2) Why is vacancy included?
Vacancy reduces collectible income. Using a realistic vacancy rate helps prevent overly optimistic cash flow projections and improves deal screening accuracy.
3) What is NOI?
NOI means net operating income. It reflects income after normal operating expenses, but before mortgage payments, income taxes, and owner-specific financing decisions.
4) What is the difference between cap rate and cash on cash return?
Cap rate focuses on property performance before financing. Cash on cash return measures the actual annual return on the cash you personally invested.
5) How is break-even occupancy useful?
It shows the occupancy level needed to cover operating costs and debt service. Lower values generally indicate a stronger margin of safety.
6) Should rehab costs be included?
Yes. Rehab costs affect initial cash invested and total project cost.
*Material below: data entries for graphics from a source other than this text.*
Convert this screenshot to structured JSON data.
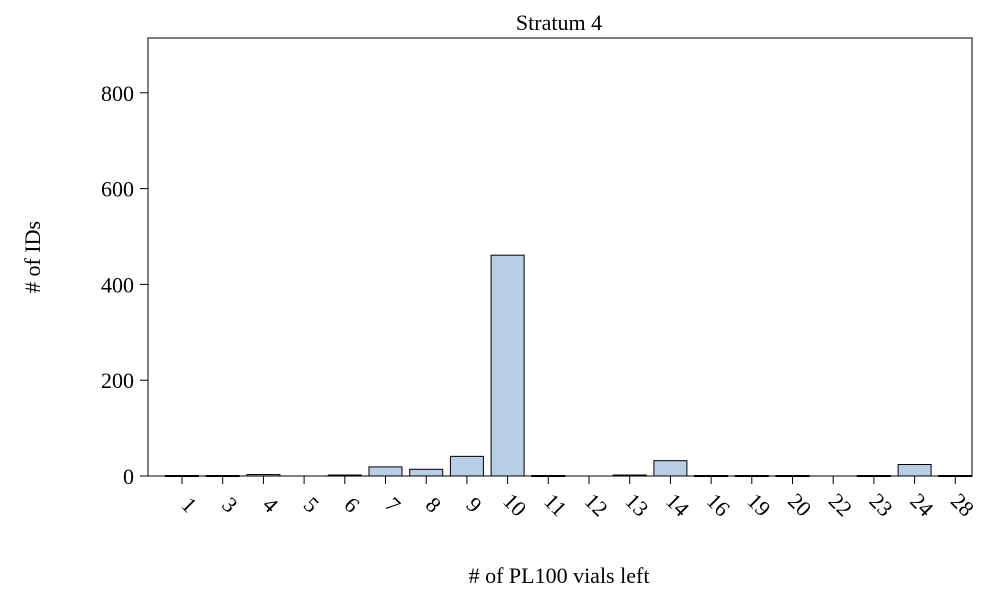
{
  "chart_data": {
    "type": "bar",
    "title": "Stratum 4",
    "xlabel": "# of PL100 vials left",
    "ylabel": "# of IDs",
    "categories": [
      "1",
      "3",
      "4",
      "5",
      "6",
      "7",
      "8",
      "9",
      "10",
      "11",
      "12",
      "13",
      "14",
      "16",
      "19",
      "20",
      "22",
      "23",
      "24",
      "28"
    ],
    "values": [
      1,
      1,
      3,
      0,
      2,
      19,
      14,
      41,
      461,
      1,
      0,
      2,
      32,
      1,
      1,
      1,
      0,
      1,
      24,
      1
    ],
    "ylim": [
      0,
      910
    ],
    "yticks": [
      0,
      200,
      400,
      600,
      800
    ],
    "grid": false,
    "bar_color": "#b9cde6",
    "bar_edge_color": "#000000",
    "xtick_rotation_deg": 45
  }
}
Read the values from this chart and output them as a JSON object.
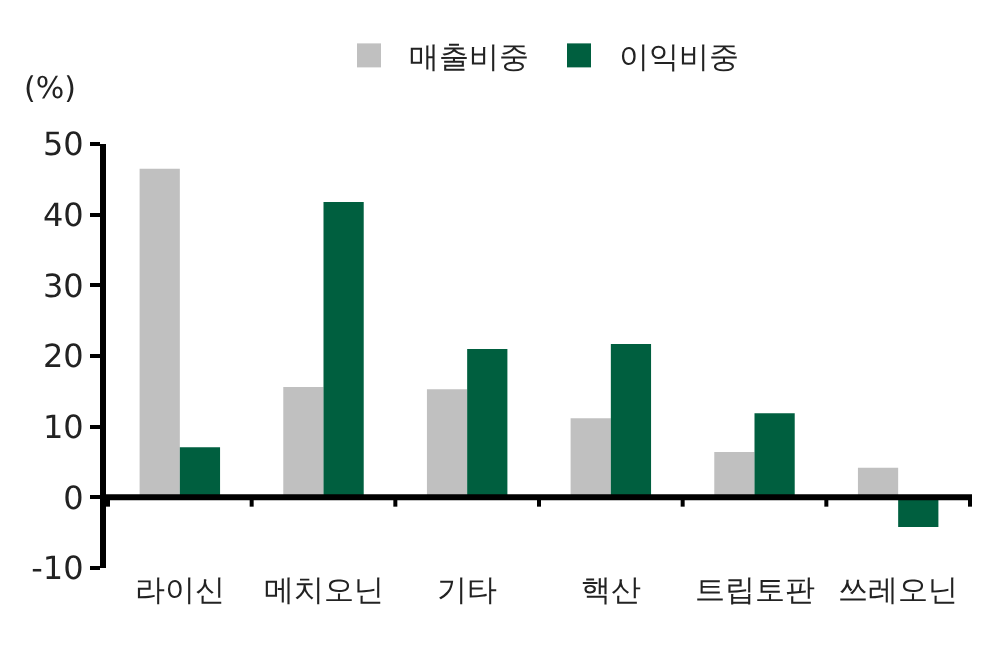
{
  "chart_data": {
    "type": "bar",
    "ylabel": "(%)",
    "categories": [
      "라이신",
      "메치오닌",
      "기타",
      "핵산",
      "트립토판",
      "쓰레오닌"
    ],
    "series": [
      {
        "name": "매출비중",
        "color": "#c0c0c0",
        "values": [
          46.5,
          15.6,
          15.3,
          11.2,
          6.4,
          4.2
        ]
      },
      {
        "name": "이익비중",
        "color": "#005f3f",
        "values": [
          7.1,
          41.8,
          21.0,
          21.7,
          11.9,
          -4.2
        ]
      }
    ],
    "ylim": [
      -10,
      50
    ],
    "yticks": [
      -10,
      0,
      10,
      20,
      30,
      40,
      50
    ],
    "grid": false,
    "legend": "top"
  }
}
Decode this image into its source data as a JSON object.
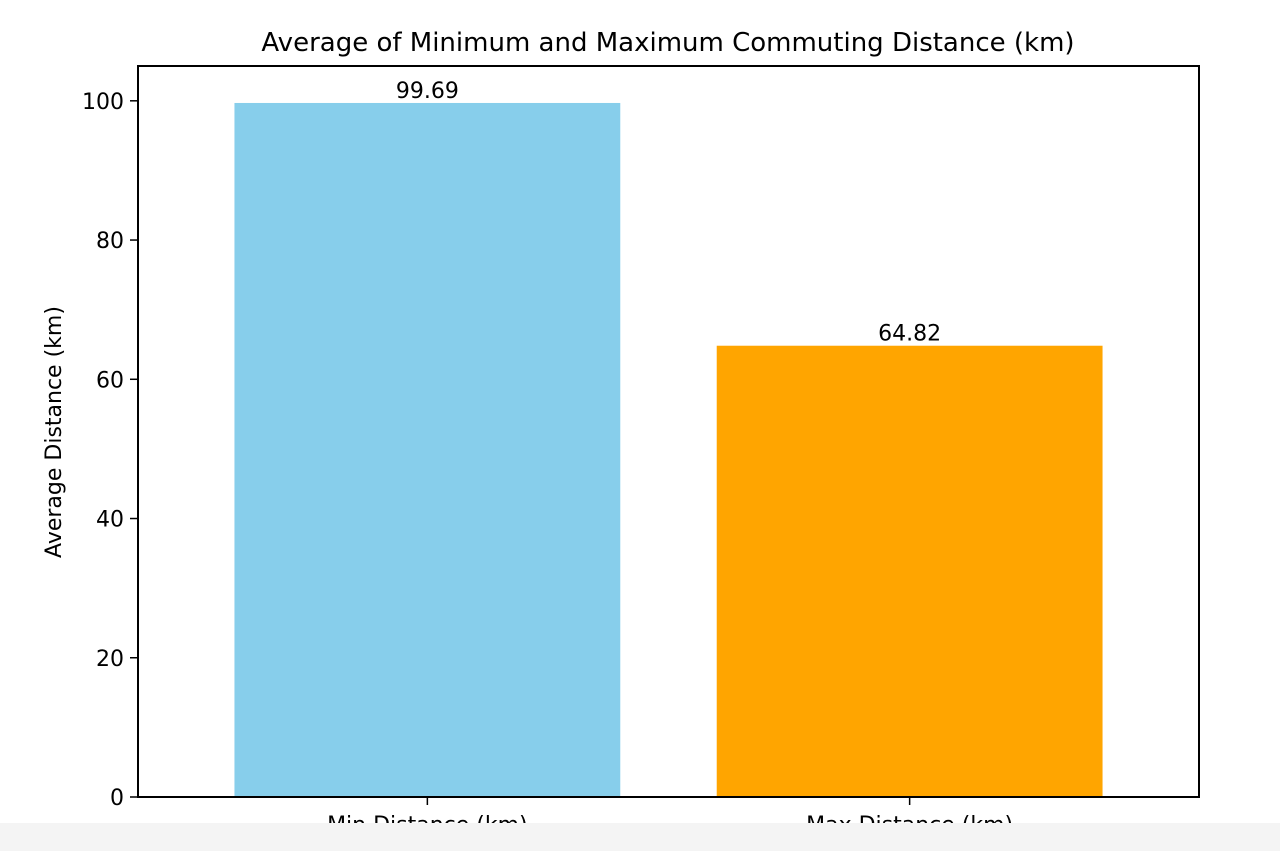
{
  "chart_data": {
    "type": "bar",
    "title": "Average of Minimum and Maximum Commuting Distance (km)",
    "xlabel": "",
    "ylabel": "Average Distance (km)",
    "categories": [
      "Min Distance (km)",
      "Max Distance (km)"
    ],
    "values": [
      99.69,
      64.82
    ],
    "value_labels": [
      "99.69",
      "64.82"
    ],
    "colors": [
      "#87ceeb",
      "#ffa500"
    ],
    "ylim": [
      0,
      105
    ],
    "yticks": [
      0,
      20,
      40,
      60,
      80,
      100
    ],
    "ytick_labels": [
      "0",
      "20",
      "40",
      "60",
      "80",
      "100"
    ],
    "grid": false,
    "legend": "none"
  }
}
Ignoring them can overstate profit and understate acquisition risk.
7) Does the calculator include appreciation and exit value?
Yes. It projects future sale price using the appreciation rate, subtracts selling costs and remaining loan balance, then adds net sale proceeds to total profit.
8) Can I use this for comparing multiple deals?
Yes. Change assumptions for each property, calculate results, and compare cash flow, cap rate, ROI, DSCR, and exit proceeds side by side.